I will still be the lighthouse, it’s hard but I can do it, this is all I can do.
Maybe she will peak out and see the light before she hit the rocks, maybe the light will
Guide her back to safety, maybe not.
This is out of my control.
He said the loving thing to do right now is not to shelter her from the consequences of her choices.
I told him I already told her that.
He said you did everything you could, and she knows that, she just doesn’t see it now.
Everything coming out of me right now no matter how loving the gesture is, she will
Interpret it as an attack, I told him she already does, she is been doing this a lot lately.
I don’t take it personally anymore.
I told him that I’m angry with her, I hate her choices, but I still love her.
It doesn’t make any sense I know, he said yes it does, and this is what I’m going to ask you to do, you can be angry, hateful, and still love, your love is your choice, you love the person, you hate their actions and their choices, perfectly normal.
2 separate things.
Thank you guys for listening, and sharing, I’m blessed to have found this website, I don’t feel alone anymore, somebody is listening, somebody always is.
praying for you.
Thank you FL.
Thank you very much.
Yes Tony....we are listening so keep posting.
I just popped in to say Hi.

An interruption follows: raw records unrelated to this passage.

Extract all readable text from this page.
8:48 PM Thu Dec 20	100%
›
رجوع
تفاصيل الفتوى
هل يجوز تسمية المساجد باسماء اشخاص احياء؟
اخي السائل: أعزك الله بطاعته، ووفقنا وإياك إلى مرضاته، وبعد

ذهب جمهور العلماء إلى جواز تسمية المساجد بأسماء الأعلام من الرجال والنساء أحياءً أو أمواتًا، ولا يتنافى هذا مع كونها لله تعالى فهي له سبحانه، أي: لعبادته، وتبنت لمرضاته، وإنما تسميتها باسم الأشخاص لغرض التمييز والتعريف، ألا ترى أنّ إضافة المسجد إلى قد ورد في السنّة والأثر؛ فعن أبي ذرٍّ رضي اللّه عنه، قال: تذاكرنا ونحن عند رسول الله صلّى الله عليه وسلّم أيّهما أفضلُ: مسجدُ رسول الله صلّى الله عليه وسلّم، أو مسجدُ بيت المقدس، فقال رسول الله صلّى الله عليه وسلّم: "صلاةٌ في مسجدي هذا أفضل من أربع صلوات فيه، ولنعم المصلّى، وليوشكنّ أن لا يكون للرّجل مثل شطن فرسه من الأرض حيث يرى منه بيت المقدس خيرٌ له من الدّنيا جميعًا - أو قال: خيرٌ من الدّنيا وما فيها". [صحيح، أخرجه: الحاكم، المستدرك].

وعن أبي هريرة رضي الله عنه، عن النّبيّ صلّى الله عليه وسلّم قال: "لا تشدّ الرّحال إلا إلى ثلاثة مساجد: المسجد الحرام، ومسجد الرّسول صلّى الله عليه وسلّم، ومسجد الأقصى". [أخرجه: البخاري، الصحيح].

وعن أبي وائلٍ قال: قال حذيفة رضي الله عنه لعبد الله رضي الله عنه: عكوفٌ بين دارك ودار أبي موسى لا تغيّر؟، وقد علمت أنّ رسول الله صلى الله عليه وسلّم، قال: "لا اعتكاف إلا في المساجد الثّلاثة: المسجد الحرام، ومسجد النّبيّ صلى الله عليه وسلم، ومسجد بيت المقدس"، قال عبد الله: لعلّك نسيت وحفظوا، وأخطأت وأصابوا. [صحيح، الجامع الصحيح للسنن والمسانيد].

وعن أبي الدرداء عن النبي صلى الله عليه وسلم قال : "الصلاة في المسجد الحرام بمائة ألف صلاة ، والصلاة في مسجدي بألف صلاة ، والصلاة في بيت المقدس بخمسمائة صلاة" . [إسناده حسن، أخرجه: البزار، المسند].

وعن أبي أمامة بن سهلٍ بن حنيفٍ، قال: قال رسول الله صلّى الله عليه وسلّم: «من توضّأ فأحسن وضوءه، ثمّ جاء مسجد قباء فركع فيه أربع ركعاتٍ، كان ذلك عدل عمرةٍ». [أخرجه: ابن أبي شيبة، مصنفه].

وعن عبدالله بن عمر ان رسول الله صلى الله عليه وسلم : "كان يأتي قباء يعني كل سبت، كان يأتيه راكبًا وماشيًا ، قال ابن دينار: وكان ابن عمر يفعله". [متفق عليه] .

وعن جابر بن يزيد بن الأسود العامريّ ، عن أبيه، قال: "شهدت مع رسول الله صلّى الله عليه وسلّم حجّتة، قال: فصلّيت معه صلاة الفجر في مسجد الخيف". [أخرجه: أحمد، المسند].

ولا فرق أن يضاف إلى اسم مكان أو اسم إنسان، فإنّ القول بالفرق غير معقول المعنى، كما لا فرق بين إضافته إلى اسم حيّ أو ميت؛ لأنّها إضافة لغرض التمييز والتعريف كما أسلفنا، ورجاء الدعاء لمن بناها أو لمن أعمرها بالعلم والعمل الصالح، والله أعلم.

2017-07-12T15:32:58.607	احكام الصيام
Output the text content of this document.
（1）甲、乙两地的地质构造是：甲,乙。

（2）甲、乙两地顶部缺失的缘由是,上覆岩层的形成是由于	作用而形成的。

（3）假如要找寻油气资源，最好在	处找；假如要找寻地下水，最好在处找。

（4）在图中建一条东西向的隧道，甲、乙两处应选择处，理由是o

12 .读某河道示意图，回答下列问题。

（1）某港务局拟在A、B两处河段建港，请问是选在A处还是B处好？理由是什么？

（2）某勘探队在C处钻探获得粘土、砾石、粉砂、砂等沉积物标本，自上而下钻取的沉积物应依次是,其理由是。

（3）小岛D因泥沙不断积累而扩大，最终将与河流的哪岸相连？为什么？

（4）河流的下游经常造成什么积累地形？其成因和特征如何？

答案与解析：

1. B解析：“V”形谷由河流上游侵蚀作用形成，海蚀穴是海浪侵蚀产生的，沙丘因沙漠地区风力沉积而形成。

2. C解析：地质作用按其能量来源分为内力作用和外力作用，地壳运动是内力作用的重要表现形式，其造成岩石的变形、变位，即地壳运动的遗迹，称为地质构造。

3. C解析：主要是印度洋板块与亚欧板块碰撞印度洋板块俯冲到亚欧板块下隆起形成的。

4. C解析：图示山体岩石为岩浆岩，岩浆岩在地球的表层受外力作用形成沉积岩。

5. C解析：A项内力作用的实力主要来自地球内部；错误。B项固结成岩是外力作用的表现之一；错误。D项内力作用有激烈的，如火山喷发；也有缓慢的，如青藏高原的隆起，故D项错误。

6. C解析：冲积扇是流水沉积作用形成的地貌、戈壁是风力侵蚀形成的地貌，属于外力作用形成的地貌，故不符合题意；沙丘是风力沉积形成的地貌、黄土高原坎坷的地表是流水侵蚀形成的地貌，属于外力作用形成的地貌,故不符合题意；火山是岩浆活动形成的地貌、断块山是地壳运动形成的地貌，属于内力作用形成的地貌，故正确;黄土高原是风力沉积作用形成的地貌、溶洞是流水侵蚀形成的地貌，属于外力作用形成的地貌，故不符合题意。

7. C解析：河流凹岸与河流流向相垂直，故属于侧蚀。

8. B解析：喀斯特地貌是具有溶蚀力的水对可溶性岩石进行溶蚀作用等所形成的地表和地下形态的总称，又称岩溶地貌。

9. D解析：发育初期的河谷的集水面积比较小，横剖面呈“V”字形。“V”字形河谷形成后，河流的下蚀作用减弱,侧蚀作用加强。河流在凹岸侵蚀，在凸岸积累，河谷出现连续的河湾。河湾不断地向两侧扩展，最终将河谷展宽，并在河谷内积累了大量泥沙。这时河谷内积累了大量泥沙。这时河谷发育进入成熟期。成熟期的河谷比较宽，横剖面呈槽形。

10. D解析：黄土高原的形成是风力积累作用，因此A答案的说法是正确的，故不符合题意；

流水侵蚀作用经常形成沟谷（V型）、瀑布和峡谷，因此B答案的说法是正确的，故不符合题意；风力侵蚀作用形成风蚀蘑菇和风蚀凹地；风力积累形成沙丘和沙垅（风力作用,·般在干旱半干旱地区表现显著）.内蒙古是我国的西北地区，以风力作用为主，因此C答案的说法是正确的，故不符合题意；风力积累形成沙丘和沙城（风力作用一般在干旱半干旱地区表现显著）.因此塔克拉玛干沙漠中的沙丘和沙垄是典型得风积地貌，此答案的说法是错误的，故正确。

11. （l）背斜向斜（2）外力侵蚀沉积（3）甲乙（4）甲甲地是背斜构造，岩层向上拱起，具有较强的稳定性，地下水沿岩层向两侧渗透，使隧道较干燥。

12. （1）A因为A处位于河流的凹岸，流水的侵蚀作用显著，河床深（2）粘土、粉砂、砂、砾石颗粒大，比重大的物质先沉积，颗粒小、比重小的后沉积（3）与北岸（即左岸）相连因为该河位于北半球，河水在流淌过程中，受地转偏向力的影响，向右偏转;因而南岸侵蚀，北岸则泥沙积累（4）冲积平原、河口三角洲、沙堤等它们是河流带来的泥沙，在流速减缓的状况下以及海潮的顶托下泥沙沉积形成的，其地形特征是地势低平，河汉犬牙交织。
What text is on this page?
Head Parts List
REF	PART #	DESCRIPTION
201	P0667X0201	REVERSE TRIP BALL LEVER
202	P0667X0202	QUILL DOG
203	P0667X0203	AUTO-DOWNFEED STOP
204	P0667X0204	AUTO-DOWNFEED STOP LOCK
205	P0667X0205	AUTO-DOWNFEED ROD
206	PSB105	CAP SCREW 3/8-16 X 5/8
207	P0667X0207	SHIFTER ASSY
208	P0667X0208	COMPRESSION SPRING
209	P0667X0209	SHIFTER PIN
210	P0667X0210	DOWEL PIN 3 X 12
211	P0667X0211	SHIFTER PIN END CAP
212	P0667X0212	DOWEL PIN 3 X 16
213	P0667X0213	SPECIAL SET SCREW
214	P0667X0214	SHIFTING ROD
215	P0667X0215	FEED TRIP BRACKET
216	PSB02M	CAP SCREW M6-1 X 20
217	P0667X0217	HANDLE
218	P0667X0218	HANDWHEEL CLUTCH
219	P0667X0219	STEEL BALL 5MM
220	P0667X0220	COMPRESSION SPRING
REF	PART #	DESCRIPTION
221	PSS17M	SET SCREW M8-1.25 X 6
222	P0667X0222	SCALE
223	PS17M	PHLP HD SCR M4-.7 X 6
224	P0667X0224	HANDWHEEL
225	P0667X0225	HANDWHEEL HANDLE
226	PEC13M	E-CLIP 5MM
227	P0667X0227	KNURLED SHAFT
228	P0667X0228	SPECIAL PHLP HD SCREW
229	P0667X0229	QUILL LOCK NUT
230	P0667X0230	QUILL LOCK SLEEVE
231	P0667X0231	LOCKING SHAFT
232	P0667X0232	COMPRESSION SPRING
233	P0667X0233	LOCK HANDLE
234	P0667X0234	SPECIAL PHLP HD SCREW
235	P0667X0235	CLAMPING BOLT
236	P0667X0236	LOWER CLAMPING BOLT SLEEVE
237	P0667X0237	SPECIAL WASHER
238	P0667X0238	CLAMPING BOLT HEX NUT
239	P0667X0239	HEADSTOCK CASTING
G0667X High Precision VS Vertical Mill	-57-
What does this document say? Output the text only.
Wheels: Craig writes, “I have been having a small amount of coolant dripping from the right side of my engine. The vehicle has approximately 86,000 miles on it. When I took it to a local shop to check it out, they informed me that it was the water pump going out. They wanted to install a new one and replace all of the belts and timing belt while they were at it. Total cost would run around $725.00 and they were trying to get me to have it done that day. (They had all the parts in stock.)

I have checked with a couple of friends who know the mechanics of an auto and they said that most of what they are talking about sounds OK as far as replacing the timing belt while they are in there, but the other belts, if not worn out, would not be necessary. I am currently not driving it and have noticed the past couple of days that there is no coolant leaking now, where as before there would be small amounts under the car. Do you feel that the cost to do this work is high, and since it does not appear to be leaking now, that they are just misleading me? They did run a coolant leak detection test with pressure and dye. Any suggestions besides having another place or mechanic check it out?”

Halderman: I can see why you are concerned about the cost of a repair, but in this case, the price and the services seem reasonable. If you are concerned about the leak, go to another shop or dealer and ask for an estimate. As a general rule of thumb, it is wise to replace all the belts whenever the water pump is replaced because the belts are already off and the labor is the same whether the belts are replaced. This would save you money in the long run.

I don't have much advice for you because this roller coaster your on is very scarey.
All I can tell you (for sure) is "it will stop".
I'm sure you already know that but you must believe it too.
Good luck Tony and I promise you. It does get better.
Hang in there Tony.
"don't shelter her from her consequences" and two "protect and be there for your children"....this along with taking care of you and the children emotionally, physically and spiritually are all that you really have any control over for now. When I finally figured this one out I started to move forward. Let her go. She is determined to self destruct and you nor anyone else is going to stop her. So, let her. At that time she will have an opportunity to come face to face with the Almight or she can ask someone for a bigger shovel and keep digging. You can only pray for her. You may or may not want her back then but still do pray that she makes the right decision at that point (for her soul, the children, etc).
You WILL get through this one day at a time.
Thank you Hope.
I pray for her everyday.
she doesn't know what she is doing.
I hope you will find the strength to hang in there. My D-day was 3 1/2 years ago, and your post brought back the feelings that I have forgotten. Life is good again, and I am happier than before. I remember the days and long nights when I didn't think I could make it another hour.
You can have hope in the fact that they usually do come back. There is just the matter of whether you will still want her.
For me, when my husband finally realized what he was doing, it was too late.